Being Sensitive to the Needs of Others


We ran into money problems again. After all of the times my family and I have been short of cash, you would think that I would know not to get too upset. We have always solved our cash problems before. Money comes and money goes. I usually figure out what bills to pay and what to hold off on paying. Then after a while the money shows up and everything goes back to normal. But every time this happens, I just can’t help getting upset. And the emotional turmoil is clearly stamped on my face. I usually develop a grim look and start barking at my family. It’s as if I broke out in measles, the little red spots telling everyone around me that something is wrong.

What normally happens is I look at the check register and see something strange in it. As the checkbook balance goes down I get more and more agitated. And then, checks to companies I don’t recognize. Checks for things that are way outside of the budget.
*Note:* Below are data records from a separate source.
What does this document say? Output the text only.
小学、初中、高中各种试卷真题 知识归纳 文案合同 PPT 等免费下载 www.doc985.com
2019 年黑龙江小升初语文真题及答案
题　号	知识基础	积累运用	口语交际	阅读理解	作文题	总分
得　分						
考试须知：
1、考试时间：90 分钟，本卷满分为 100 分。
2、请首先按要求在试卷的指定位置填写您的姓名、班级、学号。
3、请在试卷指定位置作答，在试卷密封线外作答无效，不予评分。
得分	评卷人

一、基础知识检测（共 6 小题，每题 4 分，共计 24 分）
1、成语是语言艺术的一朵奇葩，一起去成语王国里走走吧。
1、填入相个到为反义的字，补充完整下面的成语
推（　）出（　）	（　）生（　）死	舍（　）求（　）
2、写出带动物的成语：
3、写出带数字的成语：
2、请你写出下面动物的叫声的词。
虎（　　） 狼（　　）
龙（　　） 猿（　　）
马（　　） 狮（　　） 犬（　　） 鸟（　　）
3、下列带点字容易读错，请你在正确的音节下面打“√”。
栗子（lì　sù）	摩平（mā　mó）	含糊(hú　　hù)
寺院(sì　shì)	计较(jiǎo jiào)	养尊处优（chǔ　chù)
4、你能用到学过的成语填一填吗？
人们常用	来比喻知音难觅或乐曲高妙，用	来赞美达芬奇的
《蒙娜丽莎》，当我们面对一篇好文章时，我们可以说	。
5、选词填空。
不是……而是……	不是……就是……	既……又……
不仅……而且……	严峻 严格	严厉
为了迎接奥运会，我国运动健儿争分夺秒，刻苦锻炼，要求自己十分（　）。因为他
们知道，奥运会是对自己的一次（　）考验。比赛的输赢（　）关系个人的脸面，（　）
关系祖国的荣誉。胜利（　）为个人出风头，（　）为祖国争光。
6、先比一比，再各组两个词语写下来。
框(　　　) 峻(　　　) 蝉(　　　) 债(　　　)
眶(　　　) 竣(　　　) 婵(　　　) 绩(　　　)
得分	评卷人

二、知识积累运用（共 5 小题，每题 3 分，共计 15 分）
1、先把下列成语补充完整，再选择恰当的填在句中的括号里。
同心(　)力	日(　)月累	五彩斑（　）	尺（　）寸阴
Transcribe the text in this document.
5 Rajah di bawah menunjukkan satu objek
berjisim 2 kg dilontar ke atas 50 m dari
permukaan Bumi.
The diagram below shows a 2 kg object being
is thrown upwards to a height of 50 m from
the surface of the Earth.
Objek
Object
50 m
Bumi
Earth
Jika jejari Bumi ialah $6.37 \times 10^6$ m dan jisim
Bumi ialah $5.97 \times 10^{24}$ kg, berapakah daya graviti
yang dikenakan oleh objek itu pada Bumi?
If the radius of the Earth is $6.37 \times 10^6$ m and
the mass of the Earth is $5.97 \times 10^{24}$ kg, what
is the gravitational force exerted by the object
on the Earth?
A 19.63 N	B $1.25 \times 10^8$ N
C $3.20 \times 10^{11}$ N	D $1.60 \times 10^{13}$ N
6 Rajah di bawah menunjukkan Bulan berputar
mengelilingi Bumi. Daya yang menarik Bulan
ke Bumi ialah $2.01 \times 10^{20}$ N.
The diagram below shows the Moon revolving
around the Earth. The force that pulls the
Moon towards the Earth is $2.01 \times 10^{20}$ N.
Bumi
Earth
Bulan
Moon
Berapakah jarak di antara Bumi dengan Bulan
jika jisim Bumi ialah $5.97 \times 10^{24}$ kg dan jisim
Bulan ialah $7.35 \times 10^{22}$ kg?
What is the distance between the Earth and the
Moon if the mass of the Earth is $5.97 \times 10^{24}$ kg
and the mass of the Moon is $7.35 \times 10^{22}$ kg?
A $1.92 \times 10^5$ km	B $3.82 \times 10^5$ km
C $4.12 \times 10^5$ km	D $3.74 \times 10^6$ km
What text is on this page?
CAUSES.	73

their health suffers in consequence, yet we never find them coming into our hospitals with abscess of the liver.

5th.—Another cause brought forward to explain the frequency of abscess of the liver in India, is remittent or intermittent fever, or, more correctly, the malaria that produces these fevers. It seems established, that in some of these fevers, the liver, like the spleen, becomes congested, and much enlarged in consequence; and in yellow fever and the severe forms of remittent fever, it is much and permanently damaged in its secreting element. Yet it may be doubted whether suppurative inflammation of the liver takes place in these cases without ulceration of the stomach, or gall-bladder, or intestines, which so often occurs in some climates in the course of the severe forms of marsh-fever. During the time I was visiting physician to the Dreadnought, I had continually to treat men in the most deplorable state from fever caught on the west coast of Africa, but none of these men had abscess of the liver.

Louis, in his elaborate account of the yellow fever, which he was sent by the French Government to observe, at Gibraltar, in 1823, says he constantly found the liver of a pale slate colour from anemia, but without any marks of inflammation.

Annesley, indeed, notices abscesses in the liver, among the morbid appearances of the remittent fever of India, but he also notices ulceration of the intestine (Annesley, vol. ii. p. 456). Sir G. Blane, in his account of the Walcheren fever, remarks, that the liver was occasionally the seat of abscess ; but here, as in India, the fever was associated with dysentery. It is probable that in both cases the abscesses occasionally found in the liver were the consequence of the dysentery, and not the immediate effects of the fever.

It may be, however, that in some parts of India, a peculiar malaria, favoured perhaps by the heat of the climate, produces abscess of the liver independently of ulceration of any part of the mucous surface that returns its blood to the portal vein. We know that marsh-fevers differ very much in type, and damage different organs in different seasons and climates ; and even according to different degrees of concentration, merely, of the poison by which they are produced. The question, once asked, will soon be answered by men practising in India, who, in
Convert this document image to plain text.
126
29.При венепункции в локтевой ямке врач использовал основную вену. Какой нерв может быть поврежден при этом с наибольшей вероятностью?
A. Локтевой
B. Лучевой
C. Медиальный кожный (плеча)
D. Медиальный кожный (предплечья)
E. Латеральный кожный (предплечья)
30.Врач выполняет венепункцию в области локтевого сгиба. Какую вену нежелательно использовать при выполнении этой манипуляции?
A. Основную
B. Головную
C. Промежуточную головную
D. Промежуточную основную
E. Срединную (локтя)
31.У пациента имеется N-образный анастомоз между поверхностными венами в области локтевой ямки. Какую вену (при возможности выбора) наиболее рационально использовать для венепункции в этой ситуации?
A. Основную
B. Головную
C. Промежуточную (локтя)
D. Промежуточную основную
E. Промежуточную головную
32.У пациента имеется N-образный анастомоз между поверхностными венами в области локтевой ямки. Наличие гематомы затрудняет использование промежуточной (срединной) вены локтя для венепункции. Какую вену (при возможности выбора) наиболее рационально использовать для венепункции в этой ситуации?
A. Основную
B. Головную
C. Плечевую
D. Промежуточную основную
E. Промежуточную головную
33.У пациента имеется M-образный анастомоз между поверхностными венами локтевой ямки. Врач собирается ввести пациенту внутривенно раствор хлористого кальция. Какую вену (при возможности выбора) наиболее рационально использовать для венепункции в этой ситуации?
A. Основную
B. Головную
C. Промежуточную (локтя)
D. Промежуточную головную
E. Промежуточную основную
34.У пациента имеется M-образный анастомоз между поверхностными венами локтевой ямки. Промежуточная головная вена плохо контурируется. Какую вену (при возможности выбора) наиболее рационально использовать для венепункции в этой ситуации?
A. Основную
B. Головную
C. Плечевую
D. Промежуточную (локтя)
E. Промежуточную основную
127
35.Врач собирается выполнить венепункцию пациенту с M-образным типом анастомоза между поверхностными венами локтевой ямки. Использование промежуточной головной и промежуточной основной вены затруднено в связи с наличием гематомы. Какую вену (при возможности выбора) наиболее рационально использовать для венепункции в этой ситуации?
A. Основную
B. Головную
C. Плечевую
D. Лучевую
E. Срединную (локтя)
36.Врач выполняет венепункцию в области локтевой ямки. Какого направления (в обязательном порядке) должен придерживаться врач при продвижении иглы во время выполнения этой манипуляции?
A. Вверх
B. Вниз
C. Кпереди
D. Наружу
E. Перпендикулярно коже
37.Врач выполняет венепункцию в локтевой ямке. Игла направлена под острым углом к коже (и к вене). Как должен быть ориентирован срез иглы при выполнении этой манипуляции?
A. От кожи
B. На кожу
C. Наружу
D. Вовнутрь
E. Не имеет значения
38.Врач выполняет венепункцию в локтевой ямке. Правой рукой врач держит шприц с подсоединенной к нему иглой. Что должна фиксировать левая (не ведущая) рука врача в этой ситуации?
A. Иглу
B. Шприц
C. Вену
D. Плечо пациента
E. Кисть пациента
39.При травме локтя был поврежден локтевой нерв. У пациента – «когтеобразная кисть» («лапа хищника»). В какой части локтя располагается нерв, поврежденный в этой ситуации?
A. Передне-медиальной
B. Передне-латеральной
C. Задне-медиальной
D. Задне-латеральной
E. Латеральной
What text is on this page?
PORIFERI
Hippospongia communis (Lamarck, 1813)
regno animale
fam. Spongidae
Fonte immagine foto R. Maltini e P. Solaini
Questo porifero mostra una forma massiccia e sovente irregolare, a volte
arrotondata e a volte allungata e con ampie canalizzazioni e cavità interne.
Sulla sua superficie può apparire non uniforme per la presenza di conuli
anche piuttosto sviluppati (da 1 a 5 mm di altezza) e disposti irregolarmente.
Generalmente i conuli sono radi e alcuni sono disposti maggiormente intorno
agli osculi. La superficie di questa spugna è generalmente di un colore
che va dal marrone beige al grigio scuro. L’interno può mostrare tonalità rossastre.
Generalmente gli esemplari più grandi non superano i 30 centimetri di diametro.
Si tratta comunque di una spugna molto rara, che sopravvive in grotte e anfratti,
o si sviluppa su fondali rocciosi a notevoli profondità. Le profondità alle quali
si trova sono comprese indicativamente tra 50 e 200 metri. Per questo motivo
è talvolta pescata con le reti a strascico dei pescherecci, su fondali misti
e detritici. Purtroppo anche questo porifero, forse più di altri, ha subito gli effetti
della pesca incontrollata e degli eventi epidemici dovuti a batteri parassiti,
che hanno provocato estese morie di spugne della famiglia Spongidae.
For example, there was a check written to Pet Smart the local pet supply store. This normally wouldn’t get me aggravated except for the fact that the check is a lot higher than I would think kitty treats should cost. A lot higher. Like the difference between the cost of a used Yugo and a new Porsche.

So the conversation with my wife usually goes like this.
“What did you buy at Pet Smart?”
My wife answers, “The cats needed food, kitty litter and I got them a couple of treats.”
“Are the cats going to pay the bill for all of this stuff?”
“You know I have to buy these things for the cats.”
“Maybe we should look into replacing them with pet rocks. The maintenance would be less, and they wouldn’t wake us up at night.”

Not appreciating my sarcasm, Betsy leaves in a huff. And I am left stewing about expenses above and beyond the budget. The expression on my face now changes into something more like Frankenstein with a toothache. Not a pretty sight.

And so it should be of no surprise to me when my son picks up on my problem. He takes one look at my face and can tell something is wrong. Eddie is a good kid. He looks after his parents. He looks into my face and without hesitating asks me what is the matter. I appreciate his asking, though I usually say that nothing is wrong and try to change the subject. My oldest son is very sensitive to the feelings and emotions of his parents. He reads us very well, not just by looking at our faces, but also by checking out our body language and listening to the tone of our voices. Eddie and his brother and sister are sensitive enough to pick up the signals their mom and dad send.

The question I ask is, can I do the same thing? Can I be as sensitive to the needs of the people around me as my children are to my emotional ups and downs? I ask this question because I think it is extremely important for me to know and understand the people around me. I want to be able to read the signs that someone is in trouble. I want to be able to spot the cry for help without a word being exchanged. Jesus said that God knows what we need even before we have asked. Wouldn’t it be wonderful to know the needs of my wife or my kids without their having to ask? I know that I am asking for a lot here. But how much more supportive a relationship we all would have if we could only be able to read the silent communication of the people around us.

Now I don’t really want my son to know that there are bills that we are having trouble paying. I don’t want him to be concerned about this. He is too young to be worrying about money. And I just don’t want to deal with the embarrassment of talking about this subject. But, strangely enough, I am glad he noticed. I feel good when my son comes up to me and asks me if there is anything that he can do. It feels good when people see that something is bothering me and take some time to respond to it. Showing concern for others is an important part of life. And I hope that I will show that I care for the people around me each and every day.